Pflanzenzucht in der Antarktis: Gewächshaus wurde ins ewige Eis transportiert

Das Forschungsabenteuer Pflanzenzucht in der Antarktis hat Fahrt aufgenommen: Am 8. Oktober 2017 verließ der Spezial-Gewächshaus-Container auf einem Frachtschiff den Hamburger Hafen in Richtung antarktisches Ekström-Schelfeis. 

Rund elf Wochen dauert nun die Reise. Kurz vor Weihnachten wird das Team des Forschungsprojekts EDEN-ISS das Hightech-Gewächshaus an der Neumayer-Station III des Alfred-Wegener-Instituts (AWI) in Empfang nehmen.

BILD: Im antarktischen Winter ist die Umgebung extrem und lebensfeindlich. Dafür hat das EDEN ISS-Gewächshaus eine besonders effektive Isolierung. 

Das Deutsche Zentrum für Luft- und Raumfahrt (DLR) erforscht im Projekt gemeinsam mit internationalen Partnern den vollständig autarken Gemüseanbau für die Nahrungsmittelversorgung in klimatisch anspruchsvollen Regionen sowie für zukünftige bemannte Missionen zu Mond und Mars.

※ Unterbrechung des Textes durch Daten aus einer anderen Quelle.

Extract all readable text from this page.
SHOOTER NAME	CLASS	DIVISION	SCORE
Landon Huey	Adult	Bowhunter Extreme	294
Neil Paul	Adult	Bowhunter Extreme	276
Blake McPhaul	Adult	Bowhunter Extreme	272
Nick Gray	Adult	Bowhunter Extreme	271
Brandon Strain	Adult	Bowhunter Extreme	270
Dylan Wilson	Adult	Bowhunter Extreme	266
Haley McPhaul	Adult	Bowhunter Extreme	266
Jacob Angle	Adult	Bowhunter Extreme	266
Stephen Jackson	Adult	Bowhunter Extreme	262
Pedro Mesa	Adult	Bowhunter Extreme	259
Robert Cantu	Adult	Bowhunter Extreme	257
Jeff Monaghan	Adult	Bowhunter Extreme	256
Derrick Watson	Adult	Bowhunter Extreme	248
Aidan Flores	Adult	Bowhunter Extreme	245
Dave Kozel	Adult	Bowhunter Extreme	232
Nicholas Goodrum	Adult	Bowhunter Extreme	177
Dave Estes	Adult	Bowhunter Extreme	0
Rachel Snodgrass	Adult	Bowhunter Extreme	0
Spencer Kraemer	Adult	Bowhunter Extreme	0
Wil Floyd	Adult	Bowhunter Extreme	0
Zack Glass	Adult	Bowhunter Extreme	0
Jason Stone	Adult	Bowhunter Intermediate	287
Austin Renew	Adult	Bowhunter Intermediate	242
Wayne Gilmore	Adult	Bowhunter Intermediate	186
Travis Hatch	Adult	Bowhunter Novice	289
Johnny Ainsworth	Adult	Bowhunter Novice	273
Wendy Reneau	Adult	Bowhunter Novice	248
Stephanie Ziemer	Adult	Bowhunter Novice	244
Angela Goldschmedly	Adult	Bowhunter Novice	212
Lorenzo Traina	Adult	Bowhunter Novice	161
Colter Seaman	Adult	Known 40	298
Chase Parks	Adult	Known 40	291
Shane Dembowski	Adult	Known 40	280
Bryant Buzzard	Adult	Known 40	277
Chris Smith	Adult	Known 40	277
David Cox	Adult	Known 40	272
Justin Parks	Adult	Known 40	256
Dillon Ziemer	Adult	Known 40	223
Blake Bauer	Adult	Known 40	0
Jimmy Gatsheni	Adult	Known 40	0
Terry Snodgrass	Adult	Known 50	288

Reiche Ernte beim Testlauf Von Ende Juni bis Ende August 2017 gediehen bereits Gurken, Tomaten, Radieschen, Paprika, Salate und Kräuter prächtig beim Testlauf des insgesamt zwölf Meter langen Containergewächshauses.

„Wir konnten während des Probelaufs am DLR-Standort Bremen reichhaltig ernten“, sagt Projektleiter Daniel Schubert vom DLR-Institut. „Jetzt sind wir zuversichtlich, dass auch unter den harschen Bedingungen in der Antarktis alles gut funktionieren wird.“

Insgesamt hatten die Forscher während der Testphase über 40 Kilogramm Frischgemüse produziert. Das faszinierende dabei: Wasser verlässt das autarke Gewächshaussystem nur in den geernteten Früchten. Alles andere wird recycelt und den Pflanzen erneut zugeführt.

Unter speziellem künstlichem Licht, wohl temperiert, ohne Erde und nur von ausgesuchten Nährlösungen versorgt, können die Pflanzen schneller und produktiver als in ihrem natürlichen Umfeld wachsen. 

Ab Ende Dezember 2017 beginnt das eigentliche Pflanzenzucht-Experiment in der Antarktis. Dann wird DLR-Wissenschaftler Paul Zabel für ein Jahr mit dem Gewächshaus EDEN-ISS in die Antarktis ziehen und dort in der der vom AWI betriebenen Antarktisstation leben.

„Trotz beschwerlicher Bedingungen in der Antarktis wohnen und arbeiten ganzjährig Wissenschaftler in der Forschungsstation. Im antarktischen Sommer befinden sich bis zu 50 Menschen an der Station. Im Winter sind dagegen normalerweise nur noch neun Personen vor Ort: ein Koch, drei Ingenieure, ein Arzt und vier Wissenschaftler“, sagt der langjährige Stationsleiter Dr. Eberhard Kohlberg.